La vicenda del fallimento della Silicon Valley Bank (la SVB), la “coraggiosa” banca dei crediti alle start-up californiane, ci mostra tutte le fragilità del sistema finanziario statunitense in un contesto che rimane assai volatile e incerto. È immaginabile un contagio? Rischiamo una replica di quella tempesta finanziaria che si abbatté sul mondo tra fine 2007 e inizio 2009, provocando una crisi globale i cui effetti – politici ed economici – sentiamo ancor oggi?
Delle risposte le avremo nei giorni e nelle settimane a venire, quando si capirà anche se le grandi banche saranno coinvolte e coopereranno (come ha fatto HSBC, acquisendo la filiale britannica di SVB). Le differenze – rispetto a quindici anni fa – sono grazie al cielo significative. La SVB non pare essere implosa per un eccesso di rischio. Nel suo portafoglio non vi erano titoli tossici od opaci, come fu per tante banche nel 2007. Al contrario, aveva sovra-investito in titoli del Tesoro statunitense a bassa resa e lunga scadenza diventati problematici una volta che la FED (come la BCE in Europa) ha iniziato ad alzare in modo accelerato i tassi d’interesse per fronteggiare la spirale inflazionistica. Il suo management è stato lento, e forse fin troppo conservatore, nel reagire anche perché di fronte aveva una clientela – imprenditori di quella che un tempo avremmo definito la new economy – molto più attenta di quella convenzionale e veloce nel ritirare i propri depositi di fronte alle prime avvisaglie di crisi. Al contempo, e questo è il dato forse in assoluto più rilevante e positivo, gli strumenti regolamentatori sono immediatamente entrati in azione, garantendo tutti coloro che avevano depositi in SVB o in un’altra banca minore newyorchese, anch’essa insolvente (la Signature Bank). La FED ha a sua volta attivato subito un programma straordinario di prestiti per banche e istituzioni finanziarie in difficoltà.

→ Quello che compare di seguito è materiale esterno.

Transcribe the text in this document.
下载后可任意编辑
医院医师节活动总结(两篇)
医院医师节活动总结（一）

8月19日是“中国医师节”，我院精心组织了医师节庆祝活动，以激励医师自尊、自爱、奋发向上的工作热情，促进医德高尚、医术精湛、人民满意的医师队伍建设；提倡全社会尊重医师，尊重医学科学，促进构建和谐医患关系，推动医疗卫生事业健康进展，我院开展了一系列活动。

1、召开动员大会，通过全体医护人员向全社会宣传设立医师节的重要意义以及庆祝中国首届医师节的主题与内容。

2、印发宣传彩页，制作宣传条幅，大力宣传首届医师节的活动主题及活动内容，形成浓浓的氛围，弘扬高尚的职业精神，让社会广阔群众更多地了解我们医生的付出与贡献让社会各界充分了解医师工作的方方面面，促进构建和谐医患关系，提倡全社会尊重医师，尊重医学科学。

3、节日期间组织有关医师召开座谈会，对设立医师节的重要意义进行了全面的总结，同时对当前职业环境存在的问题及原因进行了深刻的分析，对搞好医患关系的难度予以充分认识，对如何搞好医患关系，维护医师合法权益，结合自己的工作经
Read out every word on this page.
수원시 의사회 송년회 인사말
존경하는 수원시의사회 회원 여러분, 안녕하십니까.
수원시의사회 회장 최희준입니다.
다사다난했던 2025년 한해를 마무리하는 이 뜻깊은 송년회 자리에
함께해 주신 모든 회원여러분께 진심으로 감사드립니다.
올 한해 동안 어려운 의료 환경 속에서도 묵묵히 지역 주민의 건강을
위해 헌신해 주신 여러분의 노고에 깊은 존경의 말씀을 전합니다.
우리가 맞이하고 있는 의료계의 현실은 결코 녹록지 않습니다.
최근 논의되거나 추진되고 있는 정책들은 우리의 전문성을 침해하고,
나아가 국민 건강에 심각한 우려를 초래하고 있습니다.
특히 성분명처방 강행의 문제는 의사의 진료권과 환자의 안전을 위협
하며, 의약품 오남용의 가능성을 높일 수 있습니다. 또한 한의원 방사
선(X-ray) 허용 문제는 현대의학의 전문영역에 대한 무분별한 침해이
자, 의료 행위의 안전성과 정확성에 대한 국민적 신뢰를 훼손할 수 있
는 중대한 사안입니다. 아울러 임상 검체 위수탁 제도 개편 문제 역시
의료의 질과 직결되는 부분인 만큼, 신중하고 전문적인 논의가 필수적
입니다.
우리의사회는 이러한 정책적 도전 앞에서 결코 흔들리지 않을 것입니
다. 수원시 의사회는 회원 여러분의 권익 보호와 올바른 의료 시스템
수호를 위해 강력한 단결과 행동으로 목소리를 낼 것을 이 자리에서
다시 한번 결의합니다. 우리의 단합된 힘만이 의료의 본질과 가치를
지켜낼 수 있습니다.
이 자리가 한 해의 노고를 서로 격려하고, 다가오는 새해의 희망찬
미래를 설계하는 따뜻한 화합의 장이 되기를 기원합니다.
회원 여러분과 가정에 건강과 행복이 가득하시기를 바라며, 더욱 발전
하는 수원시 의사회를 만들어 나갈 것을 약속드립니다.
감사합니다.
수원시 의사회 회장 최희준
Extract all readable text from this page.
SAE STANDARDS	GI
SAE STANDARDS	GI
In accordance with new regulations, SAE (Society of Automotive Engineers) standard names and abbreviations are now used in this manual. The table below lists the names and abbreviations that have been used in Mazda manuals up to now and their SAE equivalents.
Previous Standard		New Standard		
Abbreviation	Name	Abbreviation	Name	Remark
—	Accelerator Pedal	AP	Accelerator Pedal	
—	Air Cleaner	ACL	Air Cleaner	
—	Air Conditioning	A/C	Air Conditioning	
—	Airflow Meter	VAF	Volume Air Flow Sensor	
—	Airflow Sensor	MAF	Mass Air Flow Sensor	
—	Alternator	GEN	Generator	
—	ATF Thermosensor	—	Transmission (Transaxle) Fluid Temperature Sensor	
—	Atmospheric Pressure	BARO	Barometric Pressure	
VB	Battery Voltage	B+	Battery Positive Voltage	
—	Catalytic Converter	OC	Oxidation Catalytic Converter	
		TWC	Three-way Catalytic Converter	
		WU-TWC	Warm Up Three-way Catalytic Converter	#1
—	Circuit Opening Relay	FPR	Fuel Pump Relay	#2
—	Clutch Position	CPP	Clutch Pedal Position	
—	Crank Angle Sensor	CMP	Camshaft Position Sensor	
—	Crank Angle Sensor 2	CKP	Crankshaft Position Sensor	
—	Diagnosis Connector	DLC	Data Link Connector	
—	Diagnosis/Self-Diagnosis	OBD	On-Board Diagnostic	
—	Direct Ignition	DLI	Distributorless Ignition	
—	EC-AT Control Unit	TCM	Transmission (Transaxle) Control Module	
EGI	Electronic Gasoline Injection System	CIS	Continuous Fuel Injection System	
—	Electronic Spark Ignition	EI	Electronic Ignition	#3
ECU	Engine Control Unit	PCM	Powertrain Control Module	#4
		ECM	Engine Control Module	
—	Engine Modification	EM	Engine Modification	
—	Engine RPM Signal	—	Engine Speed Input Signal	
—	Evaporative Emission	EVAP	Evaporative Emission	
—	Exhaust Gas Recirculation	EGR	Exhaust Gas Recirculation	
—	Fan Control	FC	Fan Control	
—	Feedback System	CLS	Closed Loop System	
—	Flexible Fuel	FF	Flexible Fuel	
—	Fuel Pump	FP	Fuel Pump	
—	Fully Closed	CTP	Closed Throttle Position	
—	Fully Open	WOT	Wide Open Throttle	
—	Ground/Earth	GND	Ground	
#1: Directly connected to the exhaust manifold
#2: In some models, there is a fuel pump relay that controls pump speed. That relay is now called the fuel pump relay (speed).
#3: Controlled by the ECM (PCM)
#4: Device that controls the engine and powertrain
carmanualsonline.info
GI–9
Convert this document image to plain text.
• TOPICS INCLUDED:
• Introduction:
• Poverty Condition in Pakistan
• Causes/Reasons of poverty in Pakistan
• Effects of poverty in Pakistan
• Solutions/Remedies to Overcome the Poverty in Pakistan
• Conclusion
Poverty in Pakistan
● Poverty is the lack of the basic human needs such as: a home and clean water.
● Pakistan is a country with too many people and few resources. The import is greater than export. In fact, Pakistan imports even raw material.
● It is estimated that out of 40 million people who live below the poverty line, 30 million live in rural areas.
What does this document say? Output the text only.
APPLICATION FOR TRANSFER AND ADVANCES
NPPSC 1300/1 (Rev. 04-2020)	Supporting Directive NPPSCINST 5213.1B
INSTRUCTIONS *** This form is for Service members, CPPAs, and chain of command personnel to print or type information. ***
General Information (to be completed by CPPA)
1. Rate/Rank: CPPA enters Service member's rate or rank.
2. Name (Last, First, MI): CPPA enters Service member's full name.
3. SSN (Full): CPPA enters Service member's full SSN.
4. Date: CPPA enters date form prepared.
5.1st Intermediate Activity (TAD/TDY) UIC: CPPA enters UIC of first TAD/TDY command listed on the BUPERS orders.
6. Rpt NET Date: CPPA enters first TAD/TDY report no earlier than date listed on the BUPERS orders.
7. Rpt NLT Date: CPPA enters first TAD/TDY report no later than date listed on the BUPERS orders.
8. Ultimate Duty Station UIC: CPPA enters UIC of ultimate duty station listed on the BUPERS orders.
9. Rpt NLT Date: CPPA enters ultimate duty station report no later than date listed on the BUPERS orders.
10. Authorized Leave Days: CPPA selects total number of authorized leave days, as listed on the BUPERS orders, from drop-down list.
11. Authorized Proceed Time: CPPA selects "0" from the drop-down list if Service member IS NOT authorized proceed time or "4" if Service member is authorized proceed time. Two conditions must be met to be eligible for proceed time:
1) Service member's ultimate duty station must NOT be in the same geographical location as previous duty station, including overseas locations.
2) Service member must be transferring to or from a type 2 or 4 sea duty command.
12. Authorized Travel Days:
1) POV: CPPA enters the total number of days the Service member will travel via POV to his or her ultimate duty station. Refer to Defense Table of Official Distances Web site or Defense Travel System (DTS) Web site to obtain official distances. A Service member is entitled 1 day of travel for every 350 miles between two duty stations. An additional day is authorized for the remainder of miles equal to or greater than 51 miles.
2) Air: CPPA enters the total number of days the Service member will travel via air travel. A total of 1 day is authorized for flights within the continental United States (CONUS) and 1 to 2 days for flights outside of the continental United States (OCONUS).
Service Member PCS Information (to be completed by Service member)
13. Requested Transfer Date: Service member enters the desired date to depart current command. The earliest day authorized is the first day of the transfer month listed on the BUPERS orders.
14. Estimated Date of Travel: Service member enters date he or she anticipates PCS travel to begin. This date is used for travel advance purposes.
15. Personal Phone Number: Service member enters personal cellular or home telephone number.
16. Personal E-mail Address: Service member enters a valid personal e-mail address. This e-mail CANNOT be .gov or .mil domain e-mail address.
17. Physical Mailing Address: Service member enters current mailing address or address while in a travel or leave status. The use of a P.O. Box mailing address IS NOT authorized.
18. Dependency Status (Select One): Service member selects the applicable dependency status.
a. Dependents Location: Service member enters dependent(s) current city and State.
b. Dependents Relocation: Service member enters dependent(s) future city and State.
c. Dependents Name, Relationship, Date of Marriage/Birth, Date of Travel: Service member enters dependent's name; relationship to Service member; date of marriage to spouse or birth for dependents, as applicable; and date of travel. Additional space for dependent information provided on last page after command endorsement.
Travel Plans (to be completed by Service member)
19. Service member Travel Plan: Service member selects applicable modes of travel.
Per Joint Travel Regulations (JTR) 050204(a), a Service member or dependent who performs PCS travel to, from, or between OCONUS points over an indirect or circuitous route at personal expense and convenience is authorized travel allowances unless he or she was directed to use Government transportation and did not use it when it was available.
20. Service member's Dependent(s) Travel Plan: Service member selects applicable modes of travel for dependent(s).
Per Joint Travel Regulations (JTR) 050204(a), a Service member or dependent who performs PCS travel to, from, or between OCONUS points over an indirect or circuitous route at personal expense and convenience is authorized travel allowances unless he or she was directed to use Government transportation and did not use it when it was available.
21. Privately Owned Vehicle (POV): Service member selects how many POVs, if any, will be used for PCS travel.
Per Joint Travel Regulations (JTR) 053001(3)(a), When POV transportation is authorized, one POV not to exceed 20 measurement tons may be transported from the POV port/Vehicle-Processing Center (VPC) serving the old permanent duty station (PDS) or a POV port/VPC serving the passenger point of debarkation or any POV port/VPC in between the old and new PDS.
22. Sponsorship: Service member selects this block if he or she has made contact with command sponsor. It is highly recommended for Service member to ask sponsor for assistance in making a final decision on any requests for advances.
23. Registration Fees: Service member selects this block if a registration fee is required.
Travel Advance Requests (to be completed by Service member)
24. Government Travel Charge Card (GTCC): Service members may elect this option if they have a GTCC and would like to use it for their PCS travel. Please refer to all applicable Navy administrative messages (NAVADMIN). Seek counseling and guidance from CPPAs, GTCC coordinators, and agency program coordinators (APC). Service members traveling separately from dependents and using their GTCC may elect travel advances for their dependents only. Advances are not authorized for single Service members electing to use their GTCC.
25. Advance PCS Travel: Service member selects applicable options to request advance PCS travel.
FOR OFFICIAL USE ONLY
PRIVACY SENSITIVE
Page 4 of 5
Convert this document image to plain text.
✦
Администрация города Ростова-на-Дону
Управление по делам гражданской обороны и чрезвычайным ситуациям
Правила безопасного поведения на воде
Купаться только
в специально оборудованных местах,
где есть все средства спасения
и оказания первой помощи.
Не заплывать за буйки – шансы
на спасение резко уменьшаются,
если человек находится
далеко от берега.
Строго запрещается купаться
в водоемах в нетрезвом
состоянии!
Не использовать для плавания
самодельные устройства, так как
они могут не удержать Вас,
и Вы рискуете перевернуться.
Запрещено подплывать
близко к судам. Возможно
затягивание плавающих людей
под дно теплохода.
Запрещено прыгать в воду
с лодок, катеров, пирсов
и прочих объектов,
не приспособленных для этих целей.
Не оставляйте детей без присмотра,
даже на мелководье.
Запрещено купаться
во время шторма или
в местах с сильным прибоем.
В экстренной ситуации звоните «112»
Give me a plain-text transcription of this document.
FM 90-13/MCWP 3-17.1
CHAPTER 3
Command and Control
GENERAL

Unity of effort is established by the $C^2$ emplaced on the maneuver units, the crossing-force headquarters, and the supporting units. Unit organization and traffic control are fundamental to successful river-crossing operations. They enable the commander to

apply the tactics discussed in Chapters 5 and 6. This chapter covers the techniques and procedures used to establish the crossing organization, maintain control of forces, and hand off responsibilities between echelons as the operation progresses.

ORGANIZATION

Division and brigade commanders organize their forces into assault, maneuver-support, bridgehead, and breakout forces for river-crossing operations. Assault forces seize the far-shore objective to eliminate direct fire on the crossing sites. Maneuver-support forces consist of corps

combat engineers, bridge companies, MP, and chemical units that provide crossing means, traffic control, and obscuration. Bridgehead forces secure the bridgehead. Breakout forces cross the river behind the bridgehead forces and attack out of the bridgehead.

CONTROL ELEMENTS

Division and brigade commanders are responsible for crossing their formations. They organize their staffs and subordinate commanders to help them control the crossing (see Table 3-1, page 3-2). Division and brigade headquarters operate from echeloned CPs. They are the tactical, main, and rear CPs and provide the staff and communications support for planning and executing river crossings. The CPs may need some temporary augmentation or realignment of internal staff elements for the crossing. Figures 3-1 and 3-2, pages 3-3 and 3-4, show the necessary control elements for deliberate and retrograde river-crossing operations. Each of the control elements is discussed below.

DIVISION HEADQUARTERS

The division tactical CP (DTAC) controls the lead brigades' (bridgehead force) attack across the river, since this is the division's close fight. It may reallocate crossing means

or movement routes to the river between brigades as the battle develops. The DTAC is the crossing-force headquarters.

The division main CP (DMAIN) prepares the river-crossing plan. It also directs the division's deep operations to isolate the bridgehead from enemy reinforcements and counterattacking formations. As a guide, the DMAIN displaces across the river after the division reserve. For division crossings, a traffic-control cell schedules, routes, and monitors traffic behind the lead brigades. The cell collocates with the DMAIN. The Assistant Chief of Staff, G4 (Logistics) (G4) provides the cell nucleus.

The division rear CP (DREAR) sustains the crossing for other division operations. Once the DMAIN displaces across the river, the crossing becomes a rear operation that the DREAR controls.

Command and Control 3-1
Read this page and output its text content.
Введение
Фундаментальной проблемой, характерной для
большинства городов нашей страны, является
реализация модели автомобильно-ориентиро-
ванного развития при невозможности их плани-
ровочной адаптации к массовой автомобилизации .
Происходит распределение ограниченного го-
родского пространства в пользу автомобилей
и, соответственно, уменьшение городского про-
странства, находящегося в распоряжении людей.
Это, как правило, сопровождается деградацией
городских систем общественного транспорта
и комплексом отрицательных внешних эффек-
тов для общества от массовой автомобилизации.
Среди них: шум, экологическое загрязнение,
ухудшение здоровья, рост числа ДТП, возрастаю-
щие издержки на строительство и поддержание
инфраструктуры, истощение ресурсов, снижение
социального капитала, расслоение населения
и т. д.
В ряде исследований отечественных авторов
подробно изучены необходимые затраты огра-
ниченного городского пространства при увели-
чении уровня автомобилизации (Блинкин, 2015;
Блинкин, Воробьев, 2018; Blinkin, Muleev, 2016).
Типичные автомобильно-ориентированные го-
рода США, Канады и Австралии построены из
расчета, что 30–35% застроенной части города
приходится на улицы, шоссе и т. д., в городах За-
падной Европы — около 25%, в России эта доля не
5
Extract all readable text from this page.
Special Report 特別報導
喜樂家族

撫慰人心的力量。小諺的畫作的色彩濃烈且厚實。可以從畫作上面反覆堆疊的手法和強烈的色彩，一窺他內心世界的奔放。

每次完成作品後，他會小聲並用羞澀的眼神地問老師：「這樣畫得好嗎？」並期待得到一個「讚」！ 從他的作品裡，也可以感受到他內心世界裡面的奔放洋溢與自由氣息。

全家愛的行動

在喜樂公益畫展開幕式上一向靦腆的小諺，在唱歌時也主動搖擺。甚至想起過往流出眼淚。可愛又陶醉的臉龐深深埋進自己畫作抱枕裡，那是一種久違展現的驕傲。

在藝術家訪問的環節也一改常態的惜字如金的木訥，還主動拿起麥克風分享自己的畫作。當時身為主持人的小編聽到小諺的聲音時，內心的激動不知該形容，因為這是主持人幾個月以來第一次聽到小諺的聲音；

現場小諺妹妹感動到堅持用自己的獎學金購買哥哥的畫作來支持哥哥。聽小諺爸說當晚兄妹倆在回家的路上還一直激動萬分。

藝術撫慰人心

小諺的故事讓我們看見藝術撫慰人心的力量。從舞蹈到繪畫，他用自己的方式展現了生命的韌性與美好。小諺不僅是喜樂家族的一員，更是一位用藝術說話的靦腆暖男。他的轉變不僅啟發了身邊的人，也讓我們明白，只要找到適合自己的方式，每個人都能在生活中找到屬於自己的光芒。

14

Tutto bene, dunque? No, e la risposta preoccupata di politici, banchieri e investitori – con le pesanti perdite borsistiche di ieri – ce lo rivela. L’impennata dei tassi d’interesse per raffreddare la fiammata inflazionistica rischia di mandare in sofferenza anche chi, come SVB, non ha preso rischi eccessivi. Anni di tassi prossimi allo zero, o addirittura negativi, hanno alimentato aspettative e previsioni sulle quali si sono basate poi scelte – mutui a tassi fissi bassissimi o portafogli poco diversificati e a bassa resa come quelli di SVB – che oggi rischiano davvero di costare moltissimo. Nel mentre, un sistema più regolamentato si è trovato a fare i conti con una bestia nuova e poco gestibile, le cripto-valute, che hanno aggiunto ulteriore rischi e incertezze (Signature Bank, diversamente da SVB, proprio sulle cripto-valute aveva scommesso). Infine, quello finanziario rimane un sistema globale e altamente integrato, dove i riverberi di una crisi o di una bancarotta tendono ad attivarsi immediatamente e a essere poco contenibili. Se ci soffermiamo poi sul caso statunitense vediamo che alcune delle fragilità che portarono alla crisi del 2007-8 sembrano essere nuovamente presenti. Tutta la liquidità iniettata nel sistema – coi bassi tassi, il quantitative easing e i vari stimoli per rispondere alla pandemia – ha sì contribuito a crescita e bassa disoccupazione, ma ha anche alimentato una evidente spirale speculativa, in ambito finanziario così come in quello immobiliare. L’indice borsistico di Wall Street, il Dow Jones, è cresciuto di quasi il 500% tra inizio 2009 e fine 2021; i prezzi degli immobili – secondo l’indice Case-Shiller – sono più che raddoppiati nello stesso periodo; il risparmio privato, individuale e familiare, come percentuale del reddito disponibile è tornato ad avvicinarsi pericolosamente allo zero. Insomma, il rischio di una tempesta perfetta è dietro l’angolo; la possibilità che, nel caso, resti circoscritta agli Usa non contemplabile; la necessità di alzare ancor di più la guardia, e gli strumenti di regolamentazione, inderogabile.